You have a partly valid point. I did not compare all the advantages of the pill-taking present with Simufilam over the disadvantages of infusion and dangers of ARIA with Leqembi. That was not my goal. Sans that the prognosis for patients of those on Simufilam is not much better than those on Leqembi. The post is all about how the data on cognitive tests can be manipulated. It suffices to select patients with lower dementia baseline so that (voila!) you have efficacy.
Dear Piotr,
I wanted to let you know your links may not be working properly. When I tapped on the donate monthly link, it just took me to some articles and not a mechanism to donate.
I very much appreciate your hard work and analysis.
Currently, I only have about 7000 shares but when I look at the status of the company and the drug, I am considering making a much larger investment.
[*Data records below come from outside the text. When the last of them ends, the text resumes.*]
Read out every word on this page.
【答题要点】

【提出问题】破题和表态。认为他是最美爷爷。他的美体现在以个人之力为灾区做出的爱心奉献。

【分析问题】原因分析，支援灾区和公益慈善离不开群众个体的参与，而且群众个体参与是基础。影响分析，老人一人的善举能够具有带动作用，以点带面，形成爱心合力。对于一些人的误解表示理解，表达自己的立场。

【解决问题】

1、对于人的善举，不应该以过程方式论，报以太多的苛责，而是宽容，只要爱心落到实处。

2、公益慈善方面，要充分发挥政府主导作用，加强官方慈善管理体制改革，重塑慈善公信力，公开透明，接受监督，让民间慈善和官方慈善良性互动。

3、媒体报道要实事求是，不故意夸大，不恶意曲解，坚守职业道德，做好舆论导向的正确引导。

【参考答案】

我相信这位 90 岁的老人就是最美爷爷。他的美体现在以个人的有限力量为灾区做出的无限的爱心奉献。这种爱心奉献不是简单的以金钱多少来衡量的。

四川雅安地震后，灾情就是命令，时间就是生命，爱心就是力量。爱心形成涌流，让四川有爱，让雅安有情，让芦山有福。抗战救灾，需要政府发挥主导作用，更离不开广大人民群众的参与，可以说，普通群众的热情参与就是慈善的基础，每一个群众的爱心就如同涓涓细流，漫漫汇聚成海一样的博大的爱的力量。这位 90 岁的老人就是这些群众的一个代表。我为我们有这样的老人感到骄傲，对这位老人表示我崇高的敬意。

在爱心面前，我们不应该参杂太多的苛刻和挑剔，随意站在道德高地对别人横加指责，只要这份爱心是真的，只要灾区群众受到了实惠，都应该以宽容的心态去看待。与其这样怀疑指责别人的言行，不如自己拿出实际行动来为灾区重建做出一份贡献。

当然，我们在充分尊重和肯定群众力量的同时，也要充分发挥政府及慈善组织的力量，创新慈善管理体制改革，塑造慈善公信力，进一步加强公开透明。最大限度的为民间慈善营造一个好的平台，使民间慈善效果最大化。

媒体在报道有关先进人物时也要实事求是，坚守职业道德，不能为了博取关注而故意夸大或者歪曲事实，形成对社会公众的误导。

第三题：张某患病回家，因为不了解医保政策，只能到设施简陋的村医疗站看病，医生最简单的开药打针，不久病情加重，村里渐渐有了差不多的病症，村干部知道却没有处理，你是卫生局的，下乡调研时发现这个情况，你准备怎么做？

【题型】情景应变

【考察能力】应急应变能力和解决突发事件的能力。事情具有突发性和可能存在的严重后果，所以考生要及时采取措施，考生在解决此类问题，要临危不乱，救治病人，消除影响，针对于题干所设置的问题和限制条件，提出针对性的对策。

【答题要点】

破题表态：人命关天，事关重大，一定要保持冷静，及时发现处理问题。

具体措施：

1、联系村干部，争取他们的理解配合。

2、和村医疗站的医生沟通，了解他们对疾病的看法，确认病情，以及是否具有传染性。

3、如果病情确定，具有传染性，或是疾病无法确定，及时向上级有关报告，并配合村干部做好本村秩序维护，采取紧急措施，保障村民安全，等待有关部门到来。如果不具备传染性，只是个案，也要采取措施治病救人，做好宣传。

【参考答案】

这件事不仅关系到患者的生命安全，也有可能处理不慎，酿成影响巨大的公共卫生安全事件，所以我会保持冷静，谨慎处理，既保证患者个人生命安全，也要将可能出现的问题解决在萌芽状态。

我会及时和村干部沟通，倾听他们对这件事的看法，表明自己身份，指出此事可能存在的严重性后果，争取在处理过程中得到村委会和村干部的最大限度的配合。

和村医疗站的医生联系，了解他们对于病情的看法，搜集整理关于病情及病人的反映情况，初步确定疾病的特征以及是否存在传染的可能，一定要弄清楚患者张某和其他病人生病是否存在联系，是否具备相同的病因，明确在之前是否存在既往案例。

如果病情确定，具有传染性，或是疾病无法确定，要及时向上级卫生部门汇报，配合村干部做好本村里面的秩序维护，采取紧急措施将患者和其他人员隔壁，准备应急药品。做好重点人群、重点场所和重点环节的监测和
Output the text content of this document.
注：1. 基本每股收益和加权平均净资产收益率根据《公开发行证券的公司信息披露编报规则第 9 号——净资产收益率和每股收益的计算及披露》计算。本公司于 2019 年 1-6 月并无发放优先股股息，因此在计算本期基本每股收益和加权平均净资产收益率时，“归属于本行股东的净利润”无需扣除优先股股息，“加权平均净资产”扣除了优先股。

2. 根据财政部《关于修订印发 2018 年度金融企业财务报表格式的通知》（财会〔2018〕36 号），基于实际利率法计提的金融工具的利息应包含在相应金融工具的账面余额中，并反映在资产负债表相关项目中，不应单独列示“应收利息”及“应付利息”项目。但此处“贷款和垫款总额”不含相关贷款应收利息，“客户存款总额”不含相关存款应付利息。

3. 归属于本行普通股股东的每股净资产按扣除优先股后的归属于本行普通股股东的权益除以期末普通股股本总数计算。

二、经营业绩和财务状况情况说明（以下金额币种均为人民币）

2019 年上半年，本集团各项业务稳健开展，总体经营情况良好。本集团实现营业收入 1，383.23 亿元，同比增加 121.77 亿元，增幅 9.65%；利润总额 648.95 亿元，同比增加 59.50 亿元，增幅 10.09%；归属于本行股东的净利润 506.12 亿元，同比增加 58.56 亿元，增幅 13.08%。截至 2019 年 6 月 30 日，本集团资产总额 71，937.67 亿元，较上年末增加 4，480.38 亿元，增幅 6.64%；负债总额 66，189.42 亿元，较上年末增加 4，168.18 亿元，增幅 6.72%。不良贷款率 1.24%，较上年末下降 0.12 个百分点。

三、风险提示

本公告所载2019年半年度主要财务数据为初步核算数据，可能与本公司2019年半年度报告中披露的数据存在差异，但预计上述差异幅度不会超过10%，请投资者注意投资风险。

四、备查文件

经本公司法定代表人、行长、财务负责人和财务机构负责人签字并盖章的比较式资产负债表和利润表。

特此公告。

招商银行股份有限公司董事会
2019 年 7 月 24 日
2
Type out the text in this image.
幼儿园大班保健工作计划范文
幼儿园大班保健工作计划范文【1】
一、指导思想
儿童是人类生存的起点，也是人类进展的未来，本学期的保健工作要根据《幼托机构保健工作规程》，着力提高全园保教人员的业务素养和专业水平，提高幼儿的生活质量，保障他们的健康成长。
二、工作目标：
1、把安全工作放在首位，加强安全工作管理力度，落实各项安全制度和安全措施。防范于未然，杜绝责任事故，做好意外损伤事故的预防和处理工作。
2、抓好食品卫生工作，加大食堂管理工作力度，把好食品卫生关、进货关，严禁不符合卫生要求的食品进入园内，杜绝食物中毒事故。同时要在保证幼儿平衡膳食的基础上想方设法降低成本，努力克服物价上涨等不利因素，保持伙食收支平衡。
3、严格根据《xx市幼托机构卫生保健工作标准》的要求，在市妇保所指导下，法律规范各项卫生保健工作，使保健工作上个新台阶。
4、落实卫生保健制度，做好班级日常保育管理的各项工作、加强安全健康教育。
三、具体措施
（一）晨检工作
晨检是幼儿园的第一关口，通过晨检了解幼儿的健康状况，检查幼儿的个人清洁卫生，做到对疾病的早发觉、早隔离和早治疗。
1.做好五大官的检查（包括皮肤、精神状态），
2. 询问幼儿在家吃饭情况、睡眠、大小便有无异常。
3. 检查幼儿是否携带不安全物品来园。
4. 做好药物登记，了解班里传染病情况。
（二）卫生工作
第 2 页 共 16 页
I get nervous when I think approval is a given when I compare anavex so let’s say leqembi. My track record and choosing biotech stocks has been pretty bad.
Curt
I think you have to used the donate block at the end of the page as I left some button dangling, somehow I can’t delete them. Also for donation don’t use About Me Page. thank you for your intent to donate. I appreciate it a lot.
To respond to the second part of you comment I think this will be a doozy. Of course all hinges on approval. Datawise is all settled, but the real tought thing is the politics around FDA as the agency has been captured by big pharma. I thik the only way around this is a partnership with a Big Pharma comapny to finally push it through. This is highly unpredictable.